There was a group of wise women that were running safehouses who became disciples of this vision. They started to promote this idea, this vision for how these nations would come together. It perpetuated a vision of peace and a reality of peace for centuries until of course the Europeans came in and basically slaughtered many of them which led to another set of problems.
The point I’m trying to make is that, at a time when there is a lot of suspiciousness and enmity and contempt for members of other groups, you can get charismatic, visionary leaders that step up.

I want to be careful about how we think about leadership because it isn’t always just one great man that stands up, it’s often times a group of people that see it together and mobilize it together, men and women who are able to make that case and make it in a compelling way and really articulate what that vision is and the benefits of that for moving societies forward.

MK: How would things change in the world if we implemented some of these ideas you’re talking about, if we actually studied peaceful societies?

PC:
What we’ve been trying to do here is we’re about four years into a ten year project to identify the research that’s out there on peaceful societies and then present it in ways to policymakers that help them understand it as a system. There is no one magic bullet. It’s a combination of things that feed each other that create these more robust, peaceful communities and nations.
And then, to give them some decision-making tools to help them understand that there are sometimes unintended negative consequences of well-intentioned actions. I think that’s often times what happens with a lot of international policymaking or programing that is top down is that there is sometimes equal harm and equal good done.

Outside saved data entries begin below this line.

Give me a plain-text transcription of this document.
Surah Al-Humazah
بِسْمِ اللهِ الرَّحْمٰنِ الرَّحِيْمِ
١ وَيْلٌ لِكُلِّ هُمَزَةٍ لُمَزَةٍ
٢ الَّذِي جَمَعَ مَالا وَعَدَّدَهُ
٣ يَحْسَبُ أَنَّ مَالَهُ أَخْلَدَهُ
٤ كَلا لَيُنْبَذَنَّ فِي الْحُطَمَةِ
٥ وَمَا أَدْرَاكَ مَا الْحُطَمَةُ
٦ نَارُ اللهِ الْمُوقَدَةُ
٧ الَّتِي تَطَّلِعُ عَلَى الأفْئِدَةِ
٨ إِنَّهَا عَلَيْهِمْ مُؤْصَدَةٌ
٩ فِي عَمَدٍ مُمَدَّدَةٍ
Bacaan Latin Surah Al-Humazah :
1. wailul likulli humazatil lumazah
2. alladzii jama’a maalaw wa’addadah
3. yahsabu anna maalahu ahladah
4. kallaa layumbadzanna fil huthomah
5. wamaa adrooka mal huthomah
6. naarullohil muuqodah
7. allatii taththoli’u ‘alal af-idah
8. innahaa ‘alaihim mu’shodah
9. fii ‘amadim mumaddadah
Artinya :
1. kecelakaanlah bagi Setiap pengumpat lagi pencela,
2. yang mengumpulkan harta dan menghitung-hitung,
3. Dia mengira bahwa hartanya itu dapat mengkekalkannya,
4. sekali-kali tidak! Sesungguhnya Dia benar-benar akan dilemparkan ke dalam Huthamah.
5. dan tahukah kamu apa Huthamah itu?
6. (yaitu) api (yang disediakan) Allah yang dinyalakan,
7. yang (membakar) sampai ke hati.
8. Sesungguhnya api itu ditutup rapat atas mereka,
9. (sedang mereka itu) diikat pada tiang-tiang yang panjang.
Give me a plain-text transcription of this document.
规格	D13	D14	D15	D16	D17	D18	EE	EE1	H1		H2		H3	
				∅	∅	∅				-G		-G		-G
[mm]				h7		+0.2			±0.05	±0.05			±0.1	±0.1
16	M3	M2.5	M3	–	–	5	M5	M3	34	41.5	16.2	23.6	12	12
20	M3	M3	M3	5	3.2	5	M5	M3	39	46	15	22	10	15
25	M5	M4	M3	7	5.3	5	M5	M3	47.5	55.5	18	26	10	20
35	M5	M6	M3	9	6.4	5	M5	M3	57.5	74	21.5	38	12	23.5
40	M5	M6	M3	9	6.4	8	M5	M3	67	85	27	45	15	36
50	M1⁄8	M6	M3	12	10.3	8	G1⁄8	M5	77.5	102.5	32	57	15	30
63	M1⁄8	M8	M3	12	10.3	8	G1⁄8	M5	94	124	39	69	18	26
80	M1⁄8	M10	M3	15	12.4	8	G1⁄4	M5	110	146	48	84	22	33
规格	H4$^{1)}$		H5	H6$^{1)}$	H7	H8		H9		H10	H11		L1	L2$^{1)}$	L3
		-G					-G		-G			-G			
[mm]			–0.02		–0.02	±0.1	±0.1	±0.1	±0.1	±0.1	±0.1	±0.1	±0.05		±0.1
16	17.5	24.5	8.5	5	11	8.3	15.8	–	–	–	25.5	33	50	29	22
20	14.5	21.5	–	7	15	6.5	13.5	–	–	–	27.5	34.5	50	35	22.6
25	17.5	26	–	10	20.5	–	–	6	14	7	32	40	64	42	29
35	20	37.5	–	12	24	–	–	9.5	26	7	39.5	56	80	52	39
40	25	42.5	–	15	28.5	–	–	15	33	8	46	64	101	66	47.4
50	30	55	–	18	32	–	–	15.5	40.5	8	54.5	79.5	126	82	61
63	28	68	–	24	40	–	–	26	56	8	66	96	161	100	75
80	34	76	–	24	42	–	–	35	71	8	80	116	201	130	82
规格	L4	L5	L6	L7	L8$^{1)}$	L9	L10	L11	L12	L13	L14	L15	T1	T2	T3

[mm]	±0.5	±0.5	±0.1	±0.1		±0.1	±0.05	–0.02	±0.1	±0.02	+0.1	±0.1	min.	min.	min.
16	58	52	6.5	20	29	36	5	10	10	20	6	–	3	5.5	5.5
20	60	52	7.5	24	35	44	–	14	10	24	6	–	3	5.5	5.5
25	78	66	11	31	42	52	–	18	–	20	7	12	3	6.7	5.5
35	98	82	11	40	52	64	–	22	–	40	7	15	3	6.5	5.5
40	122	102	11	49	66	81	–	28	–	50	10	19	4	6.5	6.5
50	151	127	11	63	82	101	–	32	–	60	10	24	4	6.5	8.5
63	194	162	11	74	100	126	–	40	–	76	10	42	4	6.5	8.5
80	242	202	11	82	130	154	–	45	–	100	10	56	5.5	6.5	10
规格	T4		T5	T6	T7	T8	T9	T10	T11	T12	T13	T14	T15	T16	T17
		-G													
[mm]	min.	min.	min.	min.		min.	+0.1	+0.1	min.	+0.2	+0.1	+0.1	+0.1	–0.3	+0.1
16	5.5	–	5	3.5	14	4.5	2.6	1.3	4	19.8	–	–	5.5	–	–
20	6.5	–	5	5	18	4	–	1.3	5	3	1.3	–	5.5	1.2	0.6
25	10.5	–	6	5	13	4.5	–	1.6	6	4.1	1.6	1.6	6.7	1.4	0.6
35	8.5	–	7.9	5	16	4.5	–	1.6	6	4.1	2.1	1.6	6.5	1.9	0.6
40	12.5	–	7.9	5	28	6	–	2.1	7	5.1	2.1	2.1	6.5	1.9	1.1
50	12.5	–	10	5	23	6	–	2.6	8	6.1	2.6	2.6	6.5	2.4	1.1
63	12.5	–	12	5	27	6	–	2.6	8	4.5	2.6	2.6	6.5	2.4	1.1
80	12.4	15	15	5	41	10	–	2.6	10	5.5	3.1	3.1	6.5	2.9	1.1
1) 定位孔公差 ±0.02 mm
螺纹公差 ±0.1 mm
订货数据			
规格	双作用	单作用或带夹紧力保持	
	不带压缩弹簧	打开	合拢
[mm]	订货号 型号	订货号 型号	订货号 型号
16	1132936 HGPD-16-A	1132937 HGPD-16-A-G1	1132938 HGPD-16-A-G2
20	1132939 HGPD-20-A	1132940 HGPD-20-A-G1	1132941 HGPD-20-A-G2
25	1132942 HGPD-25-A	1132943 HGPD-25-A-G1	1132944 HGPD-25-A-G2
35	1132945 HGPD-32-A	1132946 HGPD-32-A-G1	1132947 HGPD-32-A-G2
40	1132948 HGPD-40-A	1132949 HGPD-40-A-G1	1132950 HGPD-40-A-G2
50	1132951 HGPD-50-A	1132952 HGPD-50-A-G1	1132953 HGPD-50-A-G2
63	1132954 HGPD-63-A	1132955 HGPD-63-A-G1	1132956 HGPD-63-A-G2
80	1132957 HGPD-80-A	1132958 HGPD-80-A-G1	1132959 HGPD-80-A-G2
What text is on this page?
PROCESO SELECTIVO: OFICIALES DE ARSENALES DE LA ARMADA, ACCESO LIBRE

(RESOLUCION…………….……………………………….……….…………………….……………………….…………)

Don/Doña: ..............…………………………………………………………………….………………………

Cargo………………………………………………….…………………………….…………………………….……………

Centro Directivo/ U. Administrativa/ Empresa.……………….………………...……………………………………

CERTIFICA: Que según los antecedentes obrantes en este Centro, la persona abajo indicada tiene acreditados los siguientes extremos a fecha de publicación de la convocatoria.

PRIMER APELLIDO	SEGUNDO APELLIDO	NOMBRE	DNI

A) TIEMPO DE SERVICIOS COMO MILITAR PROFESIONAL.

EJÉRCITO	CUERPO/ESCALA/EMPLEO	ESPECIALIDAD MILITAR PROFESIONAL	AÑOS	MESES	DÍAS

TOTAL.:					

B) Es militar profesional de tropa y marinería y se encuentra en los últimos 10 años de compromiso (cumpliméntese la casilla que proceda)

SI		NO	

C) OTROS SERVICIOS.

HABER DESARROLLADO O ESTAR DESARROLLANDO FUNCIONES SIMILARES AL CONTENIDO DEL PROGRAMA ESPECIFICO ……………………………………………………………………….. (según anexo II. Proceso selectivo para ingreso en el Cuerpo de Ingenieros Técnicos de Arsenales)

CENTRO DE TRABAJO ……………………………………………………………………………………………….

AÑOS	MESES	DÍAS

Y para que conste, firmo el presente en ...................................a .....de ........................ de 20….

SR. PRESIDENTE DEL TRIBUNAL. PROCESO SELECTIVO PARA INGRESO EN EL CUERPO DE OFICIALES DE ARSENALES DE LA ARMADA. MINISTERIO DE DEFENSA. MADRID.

Part of what we’re trying to do is education policymakers and decisionmakers at the UN and elsewhere about complex systems. How do you work with complex systems? What are the things that you shouldn’t do that will harm? What are the things that you should do?

In a complex system, local solutions that emerge from within the system, from within the community, if they’ve come up and been sustained in the community, they’re usually much more sustainable than anything an external actor can bring in from the outside.

I had a colleague named Laura Chasin who was a brilliant colleague who worked on a lot of divisive issues through a group out of Cambridge called The Public Conversations Project.

What Laura would do when she was invited into a community to help them work on some very polarizing issue is she would try to identify what she called the “networks of effective action;” who are the local actors on the ground, even in a very polarized, sometimes unsafe place, who are still in communication and dialogue across the other side. Sometimes they’re clergy, sometimes they’re merchants just trying to run their café and keep the doors open to members of both groups, but who are those folks that are already effectively navigating this polarization and mitigating it and is there a way to support what they do and encourage what they do already that will help it scale up and help it be a more robust internal intervention? Usually, those are much more effective than bringing any half-baked ideas in from the outside.